Upstart 1.0 Design discussion
Scott James Remnant
scott at netsplit.com
Mon Sep 14 14:21:45 BST 2009
On Sat, 2009-09-12 at 18:59 -0400, Casey Dahlin wrote:
> You use the term "levels." That term draws from electrical engineering,
> when talking about logic graphs (that look a lot like the line you drew
> above :). From there we'd get the terms "high," "low," "rising," and
> "falling." That's a bit too vocabulary-intensive for your style I think
> but its a start :) If we wanted to improve iteratively from there I'd
> probably recommend "up" and "down" rather than "high" and "low." These
> are general enough to work for non-jobs, but their roots are more in
> sysadmin-land than academia, which is good for our userbase.
>
Well, as you know, I never went to university and never studied
electrical engineering, or logic analysis, or anything like that in
depth :-)
So I don't think it's particularly worth trying to standardise on terms
from any other discipline, simply because *I*'ll always get them wrong.
When we come to write documentation, I imagine we'll standardise on a
set of our own terms for things.
> I'll save my follow-up for LPC. It may take some intense explanation.
> The crux of it is that we might be able to implement a few more stanzas
> that don't outwardly make sense, and, with the addition of being able to
> #include other files within job definitions, be able to eliminate large
> quantities of upstart's code in favor of a job state machine described
> in job definition syntax.

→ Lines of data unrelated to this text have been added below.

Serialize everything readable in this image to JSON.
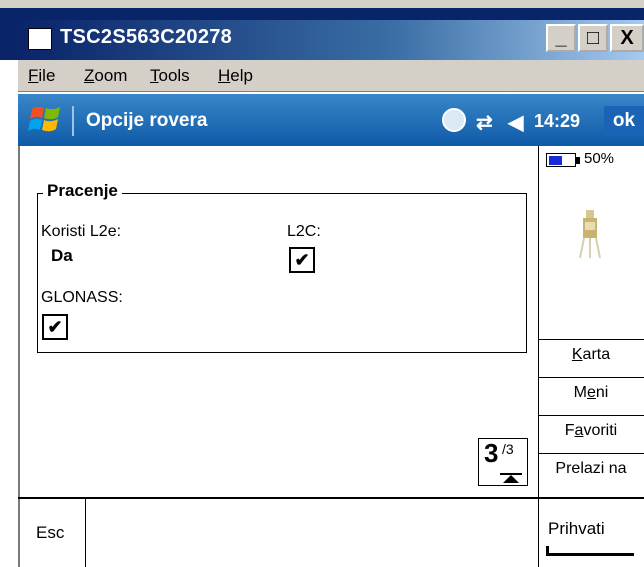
{
  "window": {
    "title": "TSC2S563C20278",
    "minimize_label": "_",
    "maximize_label": "□",
    "close_label": "X"
  },
  "menu": {
    "items": [
      {
        "label": "File",
        "mnemonic": "F"
      },
      {
        "label": "Zoom",
        "mnemonic": "Z"
      },
      {
        "label": "Tools",
        "mnemonic": "T"
      },
      {
        "label": "Help",
        "mnemonic": "H"
      }
    ]
  },
  "pda_bar": {
    "title": "Opcije rovera",
    "time": "14:29",
    "ok_label": "ok",
    "icons": [
      "sync-icon",
      "connectivity-icon",
      "volume-icon"
    ]
  },
  "group": {
    "title": "Pracenje",
    "koristi_label": "Koristi L2e:",
    "koristi_value": "Da",
    "l2c_label": "L2C:",
    "l2c_checked": true,
    "glonass_label": "GLONASS:",
    "glonass_checked": true,
    "check_glyph": "✔"
  },
  "status": {
    "battery_percent": 50,
    "battery_text": "50%"
  },
  "side_buttons": [
    {
      "label": "Karta",
      "mnemonic": "K"
    },
    {
      "label": "Meni",
      "mnemonic": "e"
    },
    {
      "label": "Favoriti",
      "mnemonic": "a"
    },
    {
      "label": "Prelazi na"
    }
  ],
  "page_indicator": {
    "current": "3",
    "total": "/3"
  },
  "bottom": {
    "esc_label": "Esc",
    "accept_label": "Prihvati"
  },
  "colors": {
    "titlebar_start": "#0a246a",
    "pda_bar": "#1b63b4",
    "battery": "#1a2ad8"
  }
}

Freaky huh?
>
I think it's a good idea to write things down on the mailing list,
rather than save them for LPC - even if the in-person stuff goes
different directions, it means those on the ML get a preview of what
you're thinking of ;-)
(Also the very process of writing a mail tends to help focus the
thoughts)
Scott
--
Have you ever, ever felt like this?
Had strange things happen? Are you going round the twist?